Ella hit the jackpot of Little-Kid-With-a-Big-Mouth situations in the bathroom of Barnes and Noble last February. She claimed she had to pee, so she and I headed to the ladies' room. There were two other people in the restroom when we got there. One was washing her hands, the other was in one of the stalls. Ella didn't notice the latter until we were in the stall next to hers. "Mommy, is there someone else in here?" she asked, her voice reverberating off the tile floor and walls. "Yes, there's someone else in here," I said quietly. "Now hurry up and go to the bathroom." And then the noises started next door.

"Oops! Somebody passed gas!" Then, even louder, "Oops! Somebody passed gas again! Mommy, did you hear that gas?" And so started the litany of mortifying questions and play-by-play commentary.

"Okay, buddy, go potty," I whispered, hoping to hurry her along. But when I didn't answer her question, she posed it again. "Mommy, did you hear that gas?" "Yes, I heard it, now hurry up and go potty," I whispered in her ear.

She then started imitating the grunts that were now coming from next door. No amount of whispered bribes or hushed threats could stop her from laughing at each noise.

Finally, Ella peed. Thanking God, I lifted her off the seat. No sooner had she wiped, though, when the lady next door committed the ultimate act of fodder--she had a bowel movement.

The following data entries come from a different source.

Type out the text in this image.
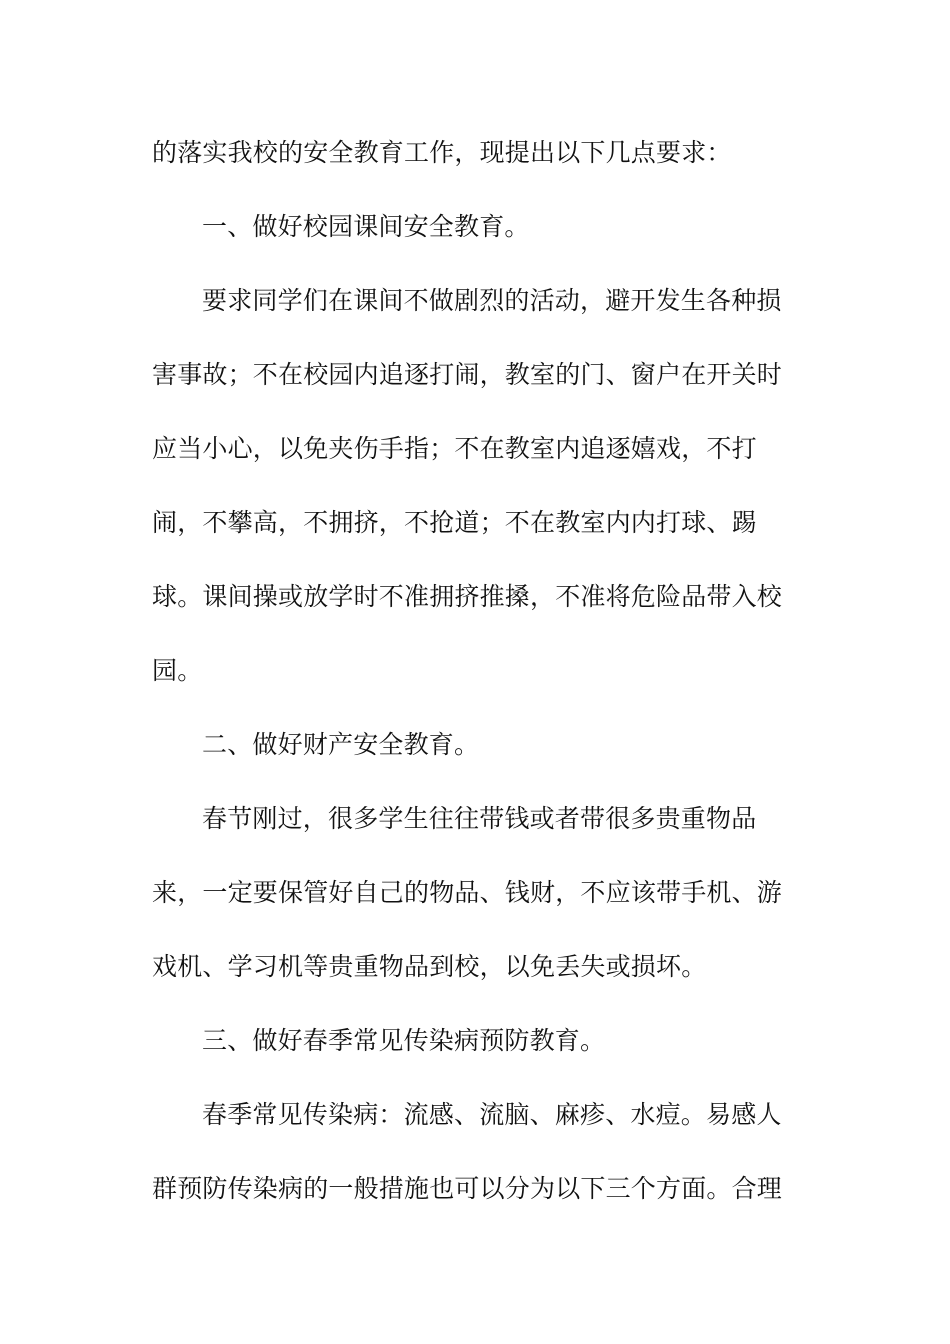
的落实我校的安全教育工作，现提出以下几点要求：
一、做好校园课间安全教育。
要求同学们在课间不做剧烈的活动，避开发生各种损
害事故；不在校园内追逐打闹，教室的门、窗户在开关时
应当小心，以免夹伤手指；不在教室内追逐嬉戏，不打
闹，不攀高，不拥挤，不抢道；不在教室内内打球、踢
球。课间操或放学时不准拥挤推搡，不准将危险品带入校
园。
二、做好财产安全教育。
春节刚过，很多学生往往带钱或者带很多贵重物品
来，一定要保管好自己的物品、钱财，不应该带手机、游
戏机、学习机等贵重物品到校，以免丢失或损坏。
三、做好春季常见传染病预防教育。
春季常见传染病：流感、流脑、麻疹、水痘。易感人
群预防传染病的一般措施也可以分为以下三个方面。合理
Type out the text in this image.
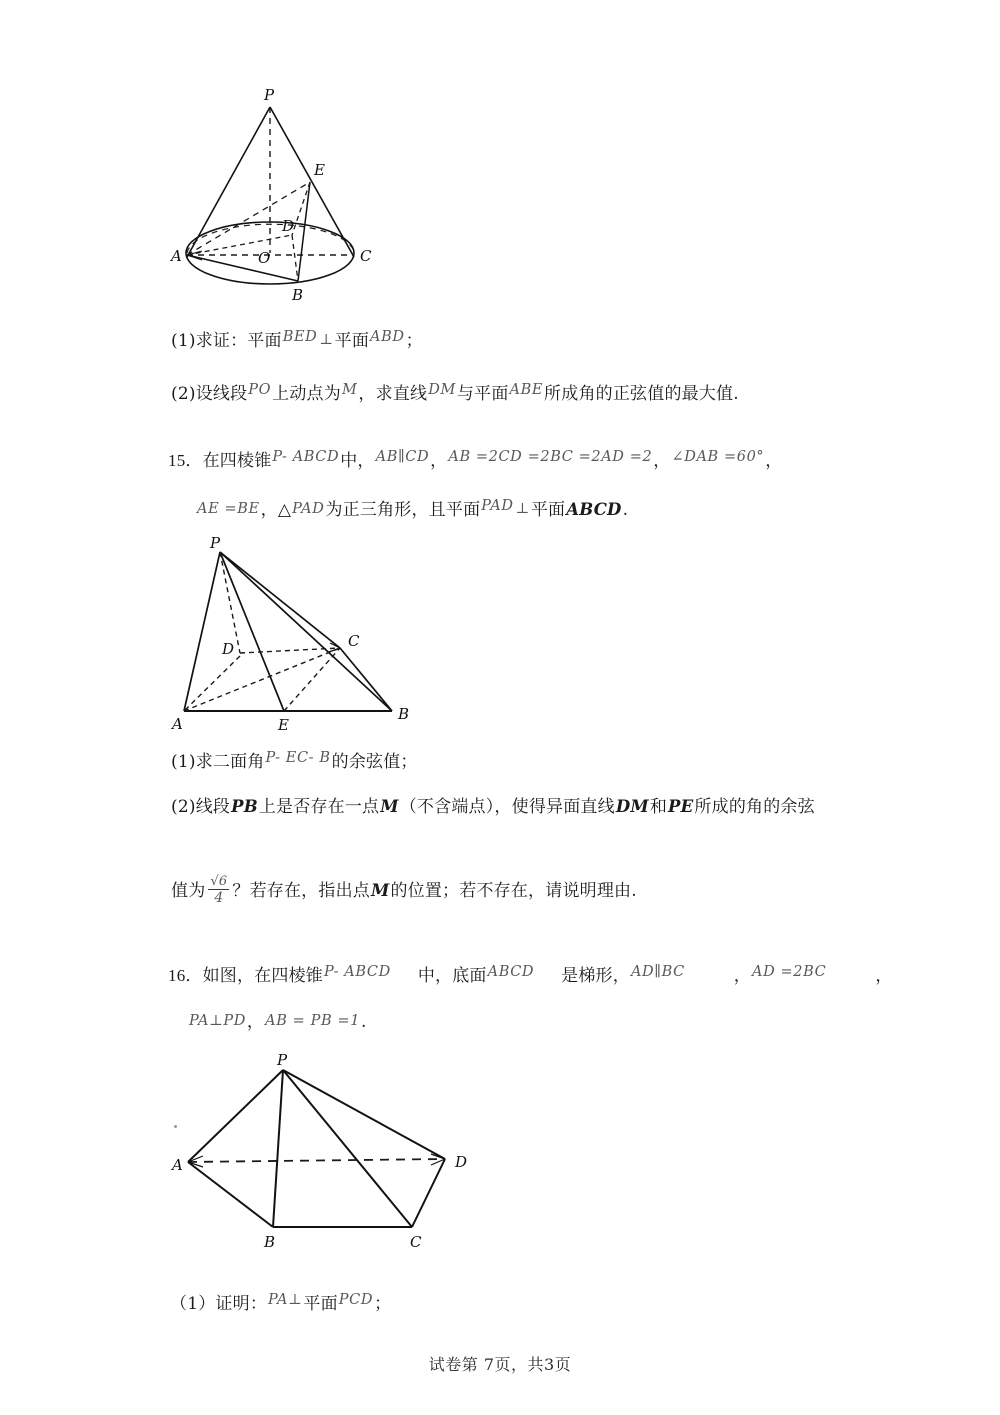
P
E
D
A	O	C
B
(1)求证：平面BED ⊥平面ABD；
(2)设线段PO上动点为M，求直线DM与平面ABE所成角的正弦值的最大值.
15．在四棱锥P- ABCD中，AB∥CD，AB =2CD =2BC =2AD =2，∠DAB =60°，
AE =BE，△PAD为正三角形，且平面PAD ⊥平面ABCD.
P
D	C
A	E
B
(1)求二面角P- EC- B的余弦值；
(2)线段PB上是否存在一点M（不含端点），使得异面直线DM和PE所成的角的余弦
值为 $\frac{√6}{4}$ ？若存在，指出点M的位置；若不存在，请说明理由.
16．如图，在四棱锥P- ABCD 中，底面ABCD 是梯形，AD∥BC	，AD =2BC	，
PA⊥PD，AB = PB =1.
P
A	D
B	C
（1）证明：PA⊥平面PCD；
试卷第 7页，共3页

"Mommy, did you hear that? Poops!" Ella yelled joyously. And then, sweet Jesus, the woman did it again. I had to get my two-year-old out of there, stat. But when I picked her up she proclaimed loudly, "I have to go poops, too!" "No, you don't," I tried to convince her, "Now let's go." And then, more noises next door. "Uh! Poops again!" "Shhhhh!" I hissed. "I do! I do have to go poops!" she said excitedly. And what do you say to that? With my luck, she really did have to go and I'd be the mom whose kid went in her pants because I didn't believe her, so I sighed and put her back on the toilet.

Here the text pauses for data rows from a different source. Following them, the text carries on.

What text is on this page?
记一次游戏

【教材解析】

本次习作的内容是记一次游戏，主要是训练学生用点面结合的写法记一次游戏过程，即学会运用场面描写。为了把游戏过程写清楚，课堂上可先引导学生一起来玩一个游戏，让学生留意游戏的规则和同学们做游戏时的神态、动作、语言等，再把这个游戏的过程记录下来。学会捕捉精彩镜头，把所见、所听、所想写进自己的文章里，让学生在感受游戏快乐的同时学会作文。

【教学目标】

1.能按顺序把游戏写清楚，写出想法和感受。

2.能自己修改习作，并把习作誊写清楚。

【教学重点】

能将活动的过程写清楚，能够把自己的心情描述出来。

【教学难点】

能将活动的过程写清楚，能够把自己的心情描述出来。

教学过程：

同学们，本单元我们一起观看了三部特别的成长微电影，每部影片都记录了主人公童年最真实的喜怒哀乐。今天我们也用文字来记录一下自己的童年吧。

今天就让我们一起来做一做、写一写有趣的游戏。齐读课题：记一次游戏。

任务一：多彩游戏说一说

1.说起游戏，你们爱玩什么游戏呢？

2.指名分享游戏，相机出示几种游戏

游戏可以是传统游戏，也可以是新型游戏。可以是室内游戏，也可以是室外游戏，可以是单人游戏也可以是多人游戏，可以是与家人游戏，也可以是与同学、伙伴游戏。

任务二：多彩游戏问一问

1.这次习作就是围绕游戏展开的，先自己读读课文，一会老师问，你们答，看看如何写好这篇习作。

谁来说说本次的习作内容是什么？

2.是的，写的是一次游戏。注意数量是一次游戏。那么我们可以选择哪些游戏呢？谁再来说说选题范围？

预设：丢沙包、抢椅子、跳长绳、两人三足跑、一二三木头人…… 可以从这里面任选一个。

Try as she would (and she sure tried), Ella couldn't force out a sympathy bowl movement. Her efforts, though, were rewarded with a couple of toots of gas, after which she shrieked, "Did you hear that, Mommy? Gas! I passed gas, too!" I confirmed that I had, indeed, heard her accomplishment, and implored her, once again, to hurry up. "Hey, did you hear that?" she yelled through the stall wall. The noises next door had subsided and I heard the sound of toilet paper being pulled from the roll. It would be beyond embarrassing for us and the lady next door to come face-to-face, so now it was a race to get out of there before she emerged from her stall. I pulled Ella off the toilet and yanked her pants up. "I still have to poop! I still have to poop!" she protested and I threw her over my shoulder and headed for the door. There was no time for hand washing--we would have to use sanitizer. The skipped step wasn't going to get by her, though. "Mommy, we have to wash hands! We forgot to wash hands!" she yelled in dismay as the door swung shut behind us.

Just because we had narrowly escaped the world's most awkward bathroom situation didn't mean the humiliation was over, though. "Daddy, Mommy said I couldn't go poops and she wouldn't let me wash my hands!" Ella shouted across the store as soon as she saw Steve. Heads throughout the fiction and religion sections swiveled the get a good look at the loud mouthed little girl and her unsanitary mother. People in the cafe put down their lattes and scones in disgust. "What happened in there?" Steve asked. "And why didn't you let her poop?" "Look," I said, "What happens in the bathroom really ought to stay in the bathroom. Now let's get out of here--I have to pee."


  1. Oh gees. Sympathy here. My daughter does stuff like that, too. It is embarrassing (unless it is someone else doing it!)

  2. I am thinking of starting a comedy club in the women's bathroom of Peoria's B&N. The comments coming from kids in the stalls is better than most of the skits done on SNL over the last 10 years.

  3. I'm wetting my pants! That was so funny!